CAPE TOWN, 2014/02/19, Pickers collected the baskets - De Grendel Winelands grape picking let by wine master, Charles Hopkins. Award winning South African wine farm, situated on the Durbanville wine route, 20 minutes from Cape Town. Reporter: Bianca Coleman / Picture: Adrian de Kock

Published Jun 23, 2014

Share

Cape Town - Dire warnings have been issued about a proposal to give South African farmworkers half of the farms they labour upon – with some cautioning that the country’s entire banking system could be left vulnerable.

Land stakeholders have 10 months left to support or fight proposed legislation that will force farmers to give up half the ownership of their farms.

In the Western Cape, this would apply to 5 500 to 6 000 registered commercial farms, plus many smaller farms. The legislation has been slammed by Agri Wes-Cape, which represents most of them.

Minister of Rural Development and Land Reform Gugile Nkwinti completed the final draft of the “relative land rights proposal” in February, under the “Final policy proposals on ‘Strengthening the relative rights of people working the land’.” The deadline for feedback is in April next year.

The legislation is specifically to rekindle “the class of black commercial farmers which was deliberately and systematically destroyed by the 1913 Natives Land Act, reinforced by other subsequent pieces of legislation enacted by successive colonial and apartheid regimes”.

“The moral basis for these proposals is that fellow South Africans who benefited from the proceeds of the land dispossession wars and the race-based segregation policies and laws of successive colonial and apartheid regimes have a moral duty and responsibility to contribute to the restoration of justice and national reconciliation effort. Secondly, maintaining the current status quo is politically undesirable and unsustainable,” Nkwinti said.

The draft legislation reads: “The regime being proposed here is based on the relative contribution of each category of people to the development of defined land portions or farm units.

“The historical owner of the land automatically retains 50 percent of the land, while the labourers on the land assume ownership of the remaining 50 percent, proportional to their contribution to the development of the land, based on the number of years they had worked on the land.”

In response to the news of the date for comment, Western Cape Economic Opportunities MEC Alan Winde, whose portfolio includes agriculture, said: “Obviously, land reform is of critical importance. In fact, it would be a great risk not to address land reform…

“But any draconian legislation will endanger our entire agriculture industry – and all the industries in the agriculture value chain, like shipping, logistics and many more.

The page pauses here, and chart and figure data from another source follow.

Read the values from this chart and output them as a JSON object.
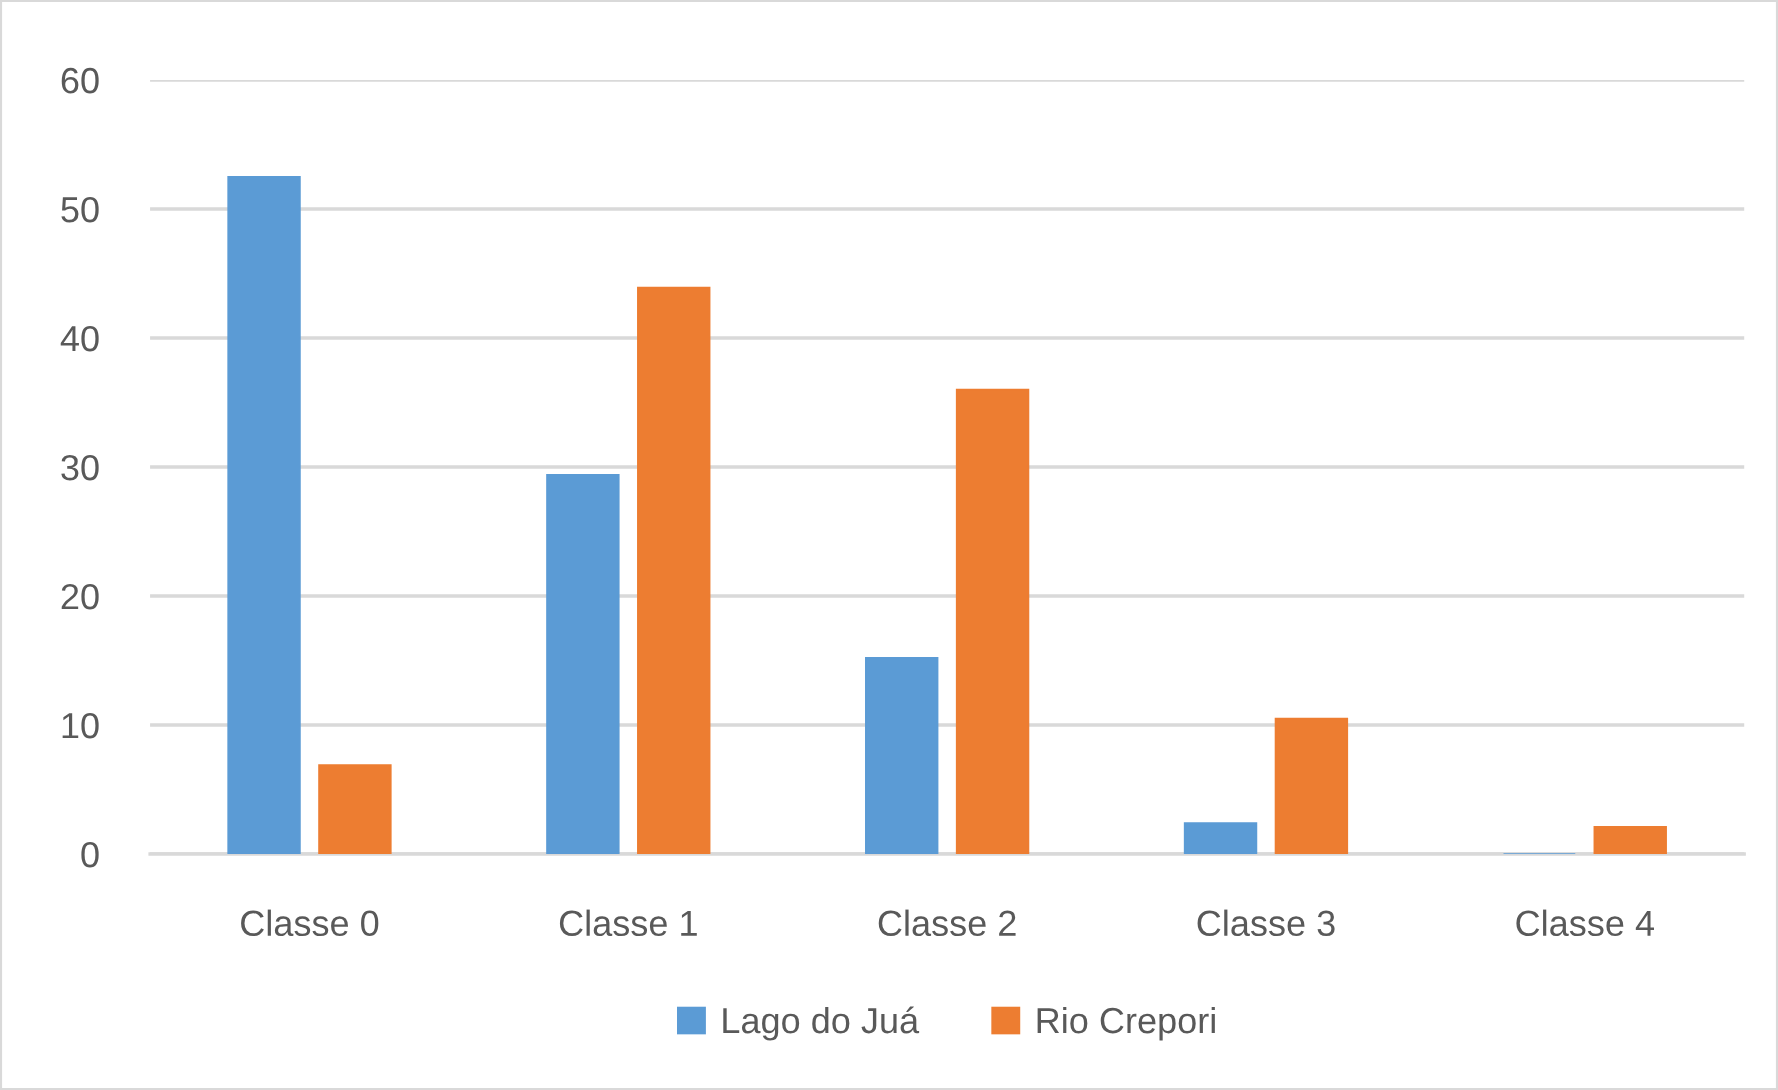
{
  "chart_data": {
    "type": "bar",
    "categories": [
      "Classe 0",
      "Classe 1",
      "Classe 2",
      "Classe 3",
      "Classe 4"
    ],
    "series": [
      {
        "name": "Lago do Juá",
        "color": "#5b9bd5",
        "values": [
          52.5,
          29.4,
          15.2,
          2.4,
          0
        ]
      },
      {
        "name": "Rio Crepori",
        "color": "#ed7d31",
        "values": [
          6.9,
          43.9,
          36.0,
          10.5,
          2.1
        ]
      }
    ],
    "ylim": [
      0,
      60
    ],
    "yticks": [
      0,
      10,
      20,
      30,
      40,
      50,
      60
    ],
    "grid": "y",
    "legend": "bottom"
  }
}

“The last thing you want is to threaten the industry, as this can cause jobs to be shed, and a stop to new capital investment into agriculture.”

Instead Winde argued in favour of “share equity schemes”, whereby the government funded farm workers to buy shares in farms, to become partners with the farm owners.

“We have 81 schemes in the Western Cape, and all of them are sustainable,” Winde said. “If the national government gives more support for these schemes, we will see more of them becoming successful.”

The key distinction between what the new proposal, and share equity schemes, is that farmers are incentivised rather than forced to give up half their ownership, Winde explained.

The Nkwinti’s spokesman, Mthobeli Mxotwa, said the various land stakeholders had been given a year to discuss and then present responses.

Agri Wes-Cape chief executive Carl Opperman told the Cape Argus on Sunday night: “We’ve been in discussions with the minister for more than two years now. The effect of what he’s saying is simply not feasible. First, if you look at the debt the farmers have on their land, in some cases it’s more than 50 percent, so if a farmer is forced to give up 50 percent ownership, he will, in effect, own nothing – he will have no equity left.

“Second, it is not economically viable, because of agriculture’s required economies of scale. In fact, we believe it’s going to negatively impact the economy of the whole country, especially the banking system.”

Opperman explained that the banking system could crash if bonded land lost value dramatically, due to a rush by farmers to sell, for example.

“Then, on the emotional side, this proposal creates expectations for land, which is not going to be fulfilled, because we believe there’s not a court in the country which is going to uphold this legislation, as it is at present,” Opperman warned.

But Opperman confirmed they were working actively to negotiate and contribute towards a “more workable solution”, which was not as “dangerous” to South Africa’s economy.